A Film that Feels Like it Was Made in an 80’s Anxiety and Stored in a Closet for the Last 35 Years

DIRECTED BY TILLMAN SINGER/2019

There is a dialogue that every film has with its viewers that requires trust. Will the viewer understand the film? Will the tone lose them? Is the director willing to lose those who can’t keep up to gain a more niche but passionate audience with the ones he or she touches? And in reverse, can the audience trust this filmmaker?

I thought of that while watching Luz, the debut film from Tillman Singer. Especially that last point. It reminded me of English film critic Mark Kermode talking about the first time he watched Evil Dead.

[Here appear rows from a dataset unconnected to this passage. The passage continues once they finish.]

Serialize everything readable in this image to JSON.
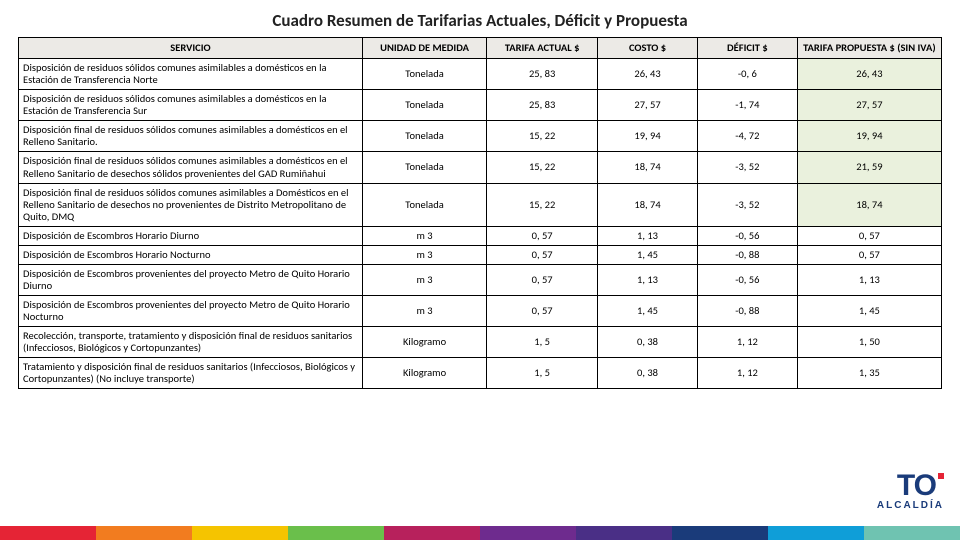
{
  "title": "Cuadro Resumen de Tarifarias Actuales, Déficit y Propuesta",
  "columns": {
    "c0": "SERVICIO",
    "c1": "UNIDAD DE MEDIDA",
    "c2": "TARIFA ACTUAL $",
    "c3": "COSTO $",
    "c4": "DÉFICIT $",
    "c5": "TARIFA PROPUESTA $ (SIN IVA)"
  },
  "rows": [
    {
      "svc": "Disposición de residuos sólidos comunes asimilables a domésticos en la Estación de Transferencia Norte",
      "u": "Tonelada",
      "a": "25, 83",
      "c": "26, 43",
      "d": "-0, 6",
      "p": "26, 43",
      "hl": true
    },
    {
      "svc": "Disposición de residuos sólidos comunes asimilables a domésticos en la Estación de Transferencia Sur",
      "u": "Tonelada",
      "a": "25, 83",
      "c": "27, 57",
      "d": "-1, 74",
      "p": "27, 57",
      "hl": true
    },
    {
      "svc": "Disposición final de residuos sólidos comunes asimilables a domésticos en el Relleno Sanitario.",
      "u": "Tonelada",
      "a": "15, 22",
      "c": "19, 94",
      "d": "-4, 72",
      "p": "19, 94",
      "hl": true
    },
    {
      "svc": "Disposición final de residuos sólidos comunes asimilables a domésticos en el Relleno Sanitario de desechos sólidos provenientes del GAD Rumiñahui",
      "u": "Tonelada",
      "a": "15, 22",
      "c": "18, 74",
      "d": "-3, 52",
      "p": "21, 59",
      "hl": true
    },
    {
      "svc": "Disposición final de residuos sólidos comunes asimilables a Domésticos en el Relleno Sanitario de desechos no provenientes de Distrito Metropolitano de Quito, DMQ",
      "u": "Tonelada",
      "a": "15, 22",
      "c": "18, 74",
      "d": "-3, 52",
      "p": "18, 74",
      "hl": true
    },
    {
      "svc": "Disposición de Escombros Horario Diurno",
      "u": "m 3",
      "a": "0, 57",
      "c": "1, 13",
      "d": "-0, 56",
      "p": "0, 57",
      "hl": false
    },
    {
      "svc": "Disposición de Escombros Horario Nocturno",
      "u": "m 3",
      "a": "0, 57",
      "c": "1, 45",
      "d": "-0, 88",
      "p": "0, 57",
      "hl": false
    },
    {
      "svc": "Disposición de Escombros provenientes del proyecto Metro de Quito Horario Diurno",
      "u": "m 3",
      "a": "0, 57",
      "c": "1, 13",
      "d": "-0, 56",
      "p": "1, 13",
      "hl": false
    },
    {
      "svc": "Disposición de Escombros provenientes del proyecto Metro de Quito Horario Nocturno",
      "u": "m 3",
      "a": "0, 57",
      "c": "1, 45",
      "d": "-0, 88",
      "p": "1, 45",
      "hl": false
    },
    {
      "svc": "Recolección, transporte, tratamiento y disposición final de residuos sanitarios (Infecciosos, Biológicos y Cortopunzantes)",
      "u": "Kilogramo",
      "a": "1, 5",
      "c": "0, 38",
      "d": "1, 12",
      "p": "1, 50",
      "hl": false
    },
    {
      "svc": "Tratamiento y disposición final de residuos sanitarios (Infecciosos, Biológicos y Cortopunzantes)  (No incluye transporte)",
      "u": "Kilogramo",
      "a": "1, 5",
      "c": "0, 38",
      "d": "1, 12",
      "p": "1, 35",
      "hl": false
    }
  ],
  "stripe_colors": [
    "#e52435",
    "#f27c1f",
    "#f5c400",
    "#6abf4b",
    "#b7215c",
    "#6e2b8e",
    "#4a2f86",
    "#1a3b7a",
    "#0f9ed8",
    "#6fc3b1"
  ],
  "stripe_widths": [
    96,
    96,
    96,
    96,
    96,
    96,
    96,
    96,
    96,
    96
  ],
  "logo": {
    "text": "TO",
    "sub": "ALCALDÍA"
  }
}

Of course Sam Raimi has gone on to be one of the biggest filmmakers in Hollywood, from Spiderman to a Wizard of Oz sequel, and he’s the nicest guy you’ll meet, but when Evil Dead came out in 1981, no one had a clue who he was. Kermode talks about watching the movie and wondering if he was in safe hands, where is this film taking them and can he trust the ride. This isn’t Spielberg or some other known director. This could be a lunatic with a camera.

I don’t know Tillman Singer. I don’t know this person’s age, gender, nationality and I went in completely blind. And the roller coaster I was taken on did very little to help me realize who this person was on the surface, but rather was taken on a deep exploration into their mind.

From the beginning, you are introduced to two major factors that’ll be with you the whole movie. Grainy 16mm footage and an 80’s-inspired synth score. I young woman with a backwards baseball cap walks into a police station. Instead of panicking and running to the clerk with an emergency, she simply grabs a soda from a vending machine and asks the clerk, “Is this how you want to spend your life?” The camera never cuts from the two-shot it begins with and the movie makes you a lonely visitor in this station, watching the bizarreness from a far. The dialogue and the actions are so unconventional that cinematic touches, including simple cuts, may pull that feeling of disorientation out of you.

From there, the movie has a sequence of scenes that you may see in a short film. And take that not as a slight, as I later learned this was created to be a studies thesis film. When it was expanded to a feature, it feels like the amount of scenes remained the same, yet stretched out to a haunting conclusion.

Telling too much of the plot would be simply too much into spoilers, as so little basic story happens. But know this is a possession film, very little is explained, and who is the host and not the host of can be misleading. Characters continue to get pulled in, reenactments of scenes you have heard about from earlier are shown, and moments so creepy that the horror matches the confusion. Also know this movie is simply a mood piece, with the suffocating danger of every little moment feeling like it can crush the audience.

A close companion may be recent films like Under the Skin or Beyond the Black Rainbow. But in comparison, this film may feel smaller and a touch more amateurish, only because of the budget restrictions. If nothing else, this is a calling card for Singer. Singer takes that calling card and slams it on the table and makes sure you will remember, for the future, the name Tillman Singer. Whoever this person may be.